17.453 · Initiative parlementaire · 2017-06-15
Parlement
Liquidé
Wortlaut
Conformément aux articles 160 alinéa 1 de la Constitution et 107 de la loi sur le Parlement, je dépose l'initiative parlementaire suivante :
L'article 52 de la loi fédérale sur l'assurance-maladie (LAMal), portant sur les analyses et les médicaments, est complété par un alinéa 4 qui crée une base légale spéciale donnant aux assureurs-maladie le droit de recourir contre les décisions de l'Office fédéral de la santé publique (OFSP) concernant la liste des spécialités au sens des articles 64 à 75 de l'ordonnance sur l'assurance-maladie (OAMal).
Begründung
Le Tribunal fédéral ne reconnaît pas aux assureurs-maladie et à leurs fédérations la qualité pour recourir contre des décisions prises par l'OFSP dans le domaine de la liste des spécialités, par manque d'un intérêt digne de protection. Il incombe au législateur, s'il en a la volonté, de créer une base légale spéciale conférant aux assureurs-maladie et à leurs fédérations la qualité pour recourir. La présente initiative poursuit précisément cet objectif.

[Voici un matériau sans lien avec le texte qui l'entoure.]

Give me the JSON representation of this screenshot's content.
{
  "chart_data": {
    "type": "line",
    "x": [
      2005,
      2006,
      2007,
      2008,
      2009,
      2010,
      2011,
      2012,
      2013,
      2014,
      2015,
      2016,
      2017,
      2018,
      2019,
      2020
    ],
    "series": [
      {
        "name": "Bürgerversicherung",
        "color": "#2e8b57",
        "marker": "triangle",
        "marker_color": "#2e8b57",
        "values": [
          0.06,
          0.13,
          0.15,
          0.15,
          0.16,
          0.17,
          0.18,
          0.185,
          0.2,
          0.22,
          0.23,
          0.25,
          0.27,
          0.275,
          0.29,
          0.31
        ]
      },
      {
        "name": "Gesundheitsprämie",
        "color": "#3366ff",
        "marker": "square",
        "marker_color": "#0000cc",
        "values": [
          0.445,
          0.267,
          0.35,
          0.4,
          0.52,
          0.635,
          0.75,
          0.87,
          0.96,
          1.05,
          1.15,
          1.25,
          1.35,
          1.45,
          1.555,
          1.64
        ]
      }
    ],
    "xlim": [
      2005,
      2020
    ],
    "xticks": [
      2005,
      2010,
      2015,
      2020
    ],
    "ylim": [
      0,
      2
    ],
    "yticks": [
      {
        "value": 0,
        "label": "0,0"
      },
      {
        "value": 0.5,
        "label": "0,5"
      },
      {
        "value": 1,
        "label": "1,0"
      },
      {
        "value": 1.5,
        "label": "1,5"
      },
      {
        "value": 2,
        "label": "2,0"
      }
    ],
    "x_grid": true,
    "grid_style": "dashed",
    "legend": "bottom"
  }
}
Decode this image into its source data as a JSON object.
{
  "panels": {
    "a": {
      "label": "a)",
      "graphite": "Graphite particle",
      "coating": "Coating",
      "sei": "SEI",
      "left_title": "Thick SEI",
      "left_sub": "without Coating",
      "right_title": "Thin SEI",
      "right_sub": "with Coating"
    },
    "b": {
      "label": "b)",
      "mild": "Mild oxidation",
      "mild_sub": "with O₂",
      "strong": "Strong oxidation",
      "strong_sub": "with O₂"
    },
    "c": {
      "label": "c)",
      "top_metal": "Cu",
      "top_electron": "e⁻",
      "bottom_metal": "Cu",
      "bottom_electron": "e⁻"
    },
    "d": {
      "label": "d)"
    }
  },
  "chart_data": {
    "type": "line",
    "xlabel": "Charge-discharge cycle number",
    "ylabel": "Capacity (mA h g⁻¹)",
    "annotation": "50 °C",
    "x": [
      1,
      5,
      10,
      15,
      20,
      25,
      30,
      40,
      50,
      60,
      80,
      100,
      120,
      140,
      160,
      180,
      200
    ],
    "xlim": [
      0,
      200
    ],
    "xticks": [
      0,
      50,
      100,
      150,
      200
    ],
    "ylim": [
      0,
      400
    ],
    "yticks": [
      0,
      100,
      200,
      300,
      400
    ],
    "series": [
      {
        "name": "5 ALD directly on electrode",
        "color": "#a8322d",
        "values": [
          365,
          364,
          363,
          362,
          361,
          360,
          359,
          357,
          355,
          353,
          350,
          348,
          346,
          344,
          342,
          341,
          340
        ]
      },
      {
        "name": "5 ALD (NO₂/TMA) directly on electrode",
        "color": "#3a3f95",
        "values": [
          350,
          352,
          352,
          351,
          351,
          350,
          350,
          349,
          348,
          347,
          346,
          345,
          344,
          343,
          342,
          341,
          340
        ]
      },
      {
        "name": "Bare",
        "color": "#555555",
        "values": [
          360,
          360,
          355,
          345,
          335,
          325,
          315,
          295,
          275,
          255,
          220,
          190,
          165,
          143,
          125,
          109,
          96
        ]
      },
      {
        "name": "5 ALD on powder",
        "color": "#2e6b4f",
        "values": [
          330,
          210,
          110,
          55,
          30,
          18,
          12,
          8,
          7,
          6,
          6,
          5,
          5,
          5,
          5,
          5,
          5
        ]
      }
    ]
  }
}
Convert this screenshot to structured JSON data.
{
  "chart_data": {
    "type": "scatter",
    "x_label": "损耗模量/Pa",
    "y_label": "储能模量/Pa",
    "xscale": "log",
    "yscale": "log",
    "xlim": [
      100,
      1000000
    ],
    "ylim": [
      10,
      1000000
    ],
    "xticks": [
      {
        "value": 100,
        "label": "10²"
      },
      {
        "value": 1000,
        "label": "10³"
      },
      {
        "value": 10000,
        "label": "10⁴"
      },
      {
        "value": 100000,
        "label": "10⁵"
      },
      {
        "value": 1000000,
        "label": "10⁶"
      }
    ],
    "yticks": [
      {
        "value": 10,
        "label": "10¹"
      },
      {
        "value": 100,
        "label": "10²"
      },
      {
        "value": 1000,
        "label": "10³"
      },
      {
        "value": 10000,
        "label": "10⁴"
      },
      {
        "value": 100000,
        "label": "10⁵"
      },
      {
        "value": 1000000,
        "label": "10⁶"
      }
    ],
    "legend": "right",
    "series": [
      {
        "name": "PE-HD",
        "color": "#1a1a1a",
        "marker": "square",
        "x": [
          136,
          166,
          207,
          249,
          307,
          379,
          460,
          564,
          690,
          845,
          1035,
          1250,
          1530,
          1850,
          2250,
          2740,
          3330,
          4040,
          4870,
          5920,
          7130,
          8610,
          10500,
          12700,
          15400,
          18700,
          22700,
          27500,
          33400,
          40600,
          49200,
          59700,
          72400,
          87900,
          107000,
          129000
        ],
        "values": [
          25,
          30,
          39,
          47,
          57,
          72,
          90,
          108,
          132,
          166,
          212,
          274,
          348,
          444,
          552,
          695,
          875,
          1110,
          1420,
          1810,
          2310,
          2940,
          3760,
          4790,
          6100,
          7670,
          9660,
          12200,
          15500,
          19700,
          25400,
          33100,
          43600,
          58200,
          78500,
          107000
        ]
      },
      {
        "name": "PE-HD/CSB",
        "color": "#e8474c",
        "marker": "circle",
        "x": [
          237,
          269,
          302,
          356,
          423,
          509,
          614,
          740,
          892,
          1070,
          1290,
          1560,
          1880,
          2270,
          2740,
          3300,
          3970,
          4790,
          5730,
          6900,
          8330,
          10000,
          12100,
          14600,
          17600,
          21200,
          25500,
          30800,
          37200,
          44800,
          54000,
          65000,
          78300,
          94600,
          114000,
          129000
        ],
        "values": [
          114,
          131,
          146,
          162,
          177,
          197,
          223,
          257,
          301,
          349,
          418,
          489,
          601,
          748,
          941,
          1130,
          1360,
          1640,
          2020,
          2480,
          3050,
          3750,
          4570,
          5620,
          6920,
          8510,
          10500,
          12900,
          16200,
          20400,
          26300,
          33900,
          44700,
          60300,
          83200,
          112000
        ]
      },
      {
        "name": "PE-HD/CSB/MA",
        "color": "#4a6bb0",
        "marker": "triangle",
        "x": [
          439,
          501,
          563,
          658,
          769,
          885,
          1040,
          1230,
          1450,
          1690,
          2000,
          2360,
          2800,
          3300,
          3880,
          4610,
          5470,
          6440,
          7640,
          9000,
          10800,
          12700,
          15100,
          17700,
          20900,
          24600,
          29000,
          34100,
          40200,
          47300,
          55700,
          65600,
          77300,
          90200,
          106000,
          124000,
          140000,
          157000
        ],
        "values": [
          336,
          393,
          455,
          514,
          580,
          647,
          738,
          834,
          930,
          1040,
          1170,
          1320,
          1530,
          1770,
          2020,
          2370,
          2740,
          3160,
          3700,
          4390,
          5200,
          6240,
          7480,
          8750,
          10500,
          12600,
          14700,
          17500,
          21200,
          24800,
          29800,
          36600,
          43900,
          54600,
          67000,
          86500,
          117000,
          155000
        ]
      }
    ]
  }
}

L'art. 48, al. 2, de la loi fédérale sur la procédure administrative (PA) prévoit expressément la possibilité évoquée par le Tribunal administratif fédéral. Aux termes de cette disposition, a qualité pour recourir toute personne, organisation ou autorité qu'une autre loi fédérale autorise à recourir. La présente initiative vise à créer une telle base légale spéciale.
L'admission de nouveaux médicaments dans la liste des spécialités et la détermination de leur prix, de leurs indications et de leurs limitations, notamment, sont toujours d'une grande importance pour les assureurs-maladie. En effet, l'admission d'un médicament et la détermination de son prix influent directement sur l'ampleur des obligations de prise en charge des prestations par les assureurs. Ces derniers, qui ne peuvent en principe rémunérer que les prestations qui sont efficaces, appropriées et économiques, sont donc concernés par le contenu concret de la liste des spécialités. Cette liste vise à réaliser l'objectif que les soins soient appropriés et leur qualité de haut niveau, tout en étant le plus avantageux possible ; les assureurs-maladie sont directement coresponsables de la réalisation de cet objectif en leur qualité d'organes d'exécution de l'assurance-maladie sociale. Ils peuvent certes déjà accomplir cette tâche dans des cas spécifiques, en renonçant dans certaines circonstances à une prestation, mais ils ne sont pas habilités à procéder à un contrôle préalable, notamment sous l'angle du caractère économique, de la décision d'admission d'un médicament dans la liste des spécialités puisqu'ils n'ont pas la qualité pour recourir. Notons encore que les titulaires de l'autorisation d'admission d'un médicament ont qualité pour recourir contre les décisions de l'OFSP, de sorte qu'une baisse du prix d'un médicament ou une modification de son indication ou des limitations à son usage qui se fait au détriment de l'entreprise concernée peut toujours être soumise au contrôle d'un juge, tandis que les décisions de l'OFSP qui ne sont pas défavorables au titulaire de l'autorisation ne peuvent en pratique pas être contrôlées. On ne saurait cependant exclure que la décision d'admettre un nouveau médicament ou celle prise dans le cadre du réexamen des conditions d'admission tous les trois ans enfreigne le droit en vigueur et que les assureurs-maladie et leurs assurés en fassent les frais. De même, lorsque l'OFSP prend une décision d'admission d'un médicament en vertu de l'article 70 OAMal alors que le titulaire de l'autorisation n'a pas fait de demande, cette décision ne peut pas être soumise au contrôle d'un juge. Pour que le Tribunal fédéral et le Tribunal administratif fédéral aient également la possibilité dans les cas précités de corriger les décisions prises, il faut donner aux assureurs-maladie et à leurs fédérations la qualité pour recourir.
L'art. 52, al. 4, LAMal pourrait être formulé comme suit à cet effet :
"Les assureurs et leurs fédérations ont qualité pour recourir au sens de l'art. 48, al. 2, PA contre les décisions de l'OFSP au sens des articles 64 à 75 OAMal."